On the one year anniversary of one of the worst natural and governmental disasters in U.S. history, the California Nurses Association Tuesday brought together nurses who volunteered to help survivors of Hurricane Katrina.
CNA will also announce its endorsement of State Treasurer Phil Angelides for Governor, partly in response to what the RNs say has been incumbent Gov. Arnold Schwarzenegger's inadequate efforts to avert a similar disaster in California.
Appalled at the ineptitude of the federal response, CNA, with its national arm, the National Nurses Organizing Committee, sent more than 300 RN volunteers to 25 hospitals, clinics, and mobile units in Louisiana, Texas, and Mississippi in response to the Gulf Coast catastrophe.
Angelides Provided Critical Support on Relief Effort
Angelides provided critical support for the relief effort by arranging and sponsoring a special charter flight for some 50 of the volunteer nurses last September. A number of the nurses who went to Louisiana on that flight were scheduled to join the Tuesday press conference.
"At a time of unfathomable calamity and pain, when so many in government were on the sidelines, Phil Angelides stepped forward and found a way to make a difference," said CNA President Deborah Burger, RN. "It was a stellar demonstration of the compassion and humanity we should expect in a governor, one of many reasons we are endorsing him today."
CNA/NNOC provided half of the RN staff at a major public hospital in Baton Rouge, La., for two months after Katrina, when patient rolls doubled overnight. At other locations, many RNs worked out of tents for weeks, performing triage and critical care. A few nurses stayed and CNA/NNOC is currently providing some volunteer nurse practitioners for a free health clinic set up in an abandoned convenience store near New Orleans by a group called Common Ground.
CNA yesterday also unveiled a new national RN Response Network (RNRN), appealing to RNs nationwide to join a coordinated effort to quickly move nurses into areas like those devastated last year by Hurricanes Katrina and Rita, when future disasters strike.
California Not Ready When Disaster Strikes
One of the most important lessons of Katrina, CNA and the RN volunteers found, is the critical need for assuring readiness when disaster strikes.
California, said Burger today, "is shockingly unprepared for a similar disaster, whether from a major earthquake, a pandemic, or a terror incident."
A June, 2006 report by the Institute of Medicine emphasized a "national crisis in emergency care" with an emergency medical system that is "overburdened, underfunded, and highly fragmented." The report cited "little surge capacity for a major event" and noted a 26% increase in emergency room volume while hospitals and emergency rooms are closing by the hundreds.
"California's fragile healthcare infrastructure is especially vulnerable," Burger said, "from a constellation of concerns including inadequate funding for public health services, and a badly strained emergency response system, aggravated by overcrowding of emergency rooms and closures of dozens of hospitals and ERs."

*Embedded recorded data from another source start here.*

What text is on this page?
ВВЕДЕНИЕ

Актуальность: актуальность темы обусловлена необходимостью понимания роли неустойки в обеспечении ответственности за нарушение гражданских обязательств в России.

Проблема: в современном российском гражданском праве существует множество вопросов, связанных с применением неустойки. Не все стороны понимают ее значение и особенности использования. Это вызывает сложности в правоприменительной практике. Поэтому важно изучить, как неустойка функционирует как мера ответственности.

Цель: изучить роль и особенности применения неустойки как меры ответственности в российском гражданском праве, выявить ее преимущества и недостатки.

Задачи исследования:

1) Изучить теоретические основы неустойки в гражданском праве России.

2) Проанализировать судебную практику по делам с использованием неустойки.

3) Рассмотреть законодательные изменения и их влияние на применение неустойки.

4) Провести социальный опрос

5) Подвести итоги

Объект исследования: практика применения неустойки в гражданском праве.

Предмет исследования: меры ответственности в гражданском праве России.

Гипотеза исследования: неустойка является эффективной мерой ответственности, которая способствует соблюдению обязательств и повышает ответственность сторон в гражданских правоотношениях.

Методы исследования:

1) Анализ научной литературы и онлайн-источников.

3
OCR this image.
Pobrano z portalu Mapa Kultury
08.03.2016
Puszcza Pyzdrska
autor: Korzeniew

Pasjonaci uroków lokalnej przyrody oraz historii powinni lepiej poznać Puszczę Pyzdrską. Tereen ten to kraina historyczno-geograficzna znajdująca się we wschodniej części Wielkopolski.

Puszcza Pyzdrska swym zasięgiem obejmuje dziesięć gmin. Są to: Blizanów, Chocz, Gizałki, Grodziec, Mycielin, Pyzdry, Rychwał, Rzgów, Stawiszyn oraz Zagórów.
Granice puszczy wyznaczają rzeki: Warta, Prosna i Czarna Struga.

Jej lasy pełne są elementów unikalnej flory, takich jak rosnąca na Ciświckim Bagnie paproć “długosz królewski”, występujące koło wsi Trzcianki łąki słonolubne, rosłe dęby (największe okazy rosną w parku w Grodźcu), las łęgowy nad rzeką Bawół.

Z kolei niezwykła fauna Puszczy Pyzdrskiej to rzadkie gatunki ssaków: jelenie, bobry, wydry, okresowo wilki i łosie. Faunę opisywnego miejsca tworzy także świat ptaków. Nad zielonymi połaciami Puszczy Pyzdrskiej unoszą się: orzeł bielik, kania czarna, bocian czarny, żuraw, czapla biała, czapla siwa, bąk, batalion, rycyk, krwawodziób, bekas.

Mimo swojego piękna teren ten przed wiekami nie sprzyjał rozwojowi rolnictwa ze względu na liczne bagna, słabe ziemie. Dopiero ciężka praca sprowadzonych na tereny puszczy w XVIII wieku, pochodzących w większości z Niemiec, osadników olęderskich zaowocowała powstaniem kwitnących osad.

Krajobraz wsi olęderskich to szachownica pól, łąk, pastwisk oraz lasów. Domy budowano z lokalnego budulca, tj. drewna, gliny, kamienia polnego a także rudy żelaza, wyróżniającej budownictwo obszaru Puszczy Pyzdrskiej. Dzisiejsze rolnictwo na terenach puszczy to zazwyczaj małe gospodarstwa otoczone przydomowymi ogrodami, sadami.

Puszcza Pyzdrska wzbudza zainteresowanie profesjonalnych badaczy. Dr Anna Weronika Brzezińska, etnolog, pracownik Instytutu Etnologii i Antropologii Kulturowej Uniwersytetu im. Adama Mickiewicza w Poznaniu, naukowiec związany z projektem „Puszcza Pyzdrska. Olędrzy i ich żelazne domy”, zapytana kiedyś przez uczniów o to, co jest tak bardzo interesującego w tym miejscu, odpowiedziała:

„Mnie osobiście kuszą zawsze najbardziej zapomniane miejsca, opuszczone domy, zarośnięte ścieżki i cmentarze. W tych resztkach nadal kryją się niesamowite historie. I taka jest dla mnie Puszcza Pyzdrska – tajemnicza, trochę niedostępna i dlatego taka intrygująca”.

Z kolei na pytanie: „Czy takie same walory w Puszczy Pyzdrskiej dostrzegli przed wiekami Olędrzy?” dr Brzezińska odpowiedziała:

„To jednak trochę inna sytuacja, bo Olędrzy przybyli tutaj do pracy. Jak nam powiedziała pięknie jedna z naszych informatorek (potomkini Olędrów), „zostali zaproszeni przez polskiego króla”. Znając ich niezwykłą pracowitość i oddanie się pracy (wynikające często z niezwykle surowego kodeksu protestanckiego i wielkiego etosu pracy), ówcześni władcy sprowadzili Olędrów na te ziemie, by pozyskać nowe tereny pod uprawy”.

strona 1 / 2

"Even in 'normal' times, California is unable to adequately provide for the emergency care needs of our population. People wait hours for care in emergency rooms, which are strained by both a lack of capacity and overcrowding, due in large part to the failure of this governor to address the growing crisis of the uninsured, to provide sufficient funding for our public healthcare safety net, and to work to secure quality care for all Californians," Burger said.
"Bad flu seasons, even serious accidents, put hospitals on overload and diversion, and leave countless families inadequately protected," said Burger. "Imagine what would happen in a Katrina-type crisis, especially in an earthquake in which healthcare facilities are damaged or a disaster in which healthcare professionals are affected. Hundreds of thousands of Californians could die or face serious problems getting access to emergency services."
"Yet the current governor has made the situation worse," Burger said.
She cited a notorious statement by Gov. Schwarzenegger in January 2005 that the public sector is a "monster" and said his goal was to "starve the public sector."
"With that attitude, it's hardly surprising that our public safety net is badly shredded and wholly unprepared for the next disaster to come," Burger said.
The Governor's failure to respond to emergency preparedness was also evident, said Burger, in a 2004 veto of a bill, sponsored by CNA to require more notice of hospital or emergency room closures, and provide assistance to local communities that would try to maintain a private hospital threatened with closure.
Schwarzenegger has also repeatedly blocked efforts to expand access to care, from leading the campaign to overturn a law that would have expanded healthcare to 1 million Californians, to vetoes of bills to reduce the number of uninsured children.
California has more than 6.5 million people without health coverage, which puts pressure on virtually all aspects of the social safety net in the state, and has a particularly severe impact on the emergency system.
"Phil Angelides has demonstrated that his heart and priorities will be with the people of California who need compassion and consistency from the top state office during a disaster, and every day of their lives. We are proud to stand behind his candidacy," Burger said.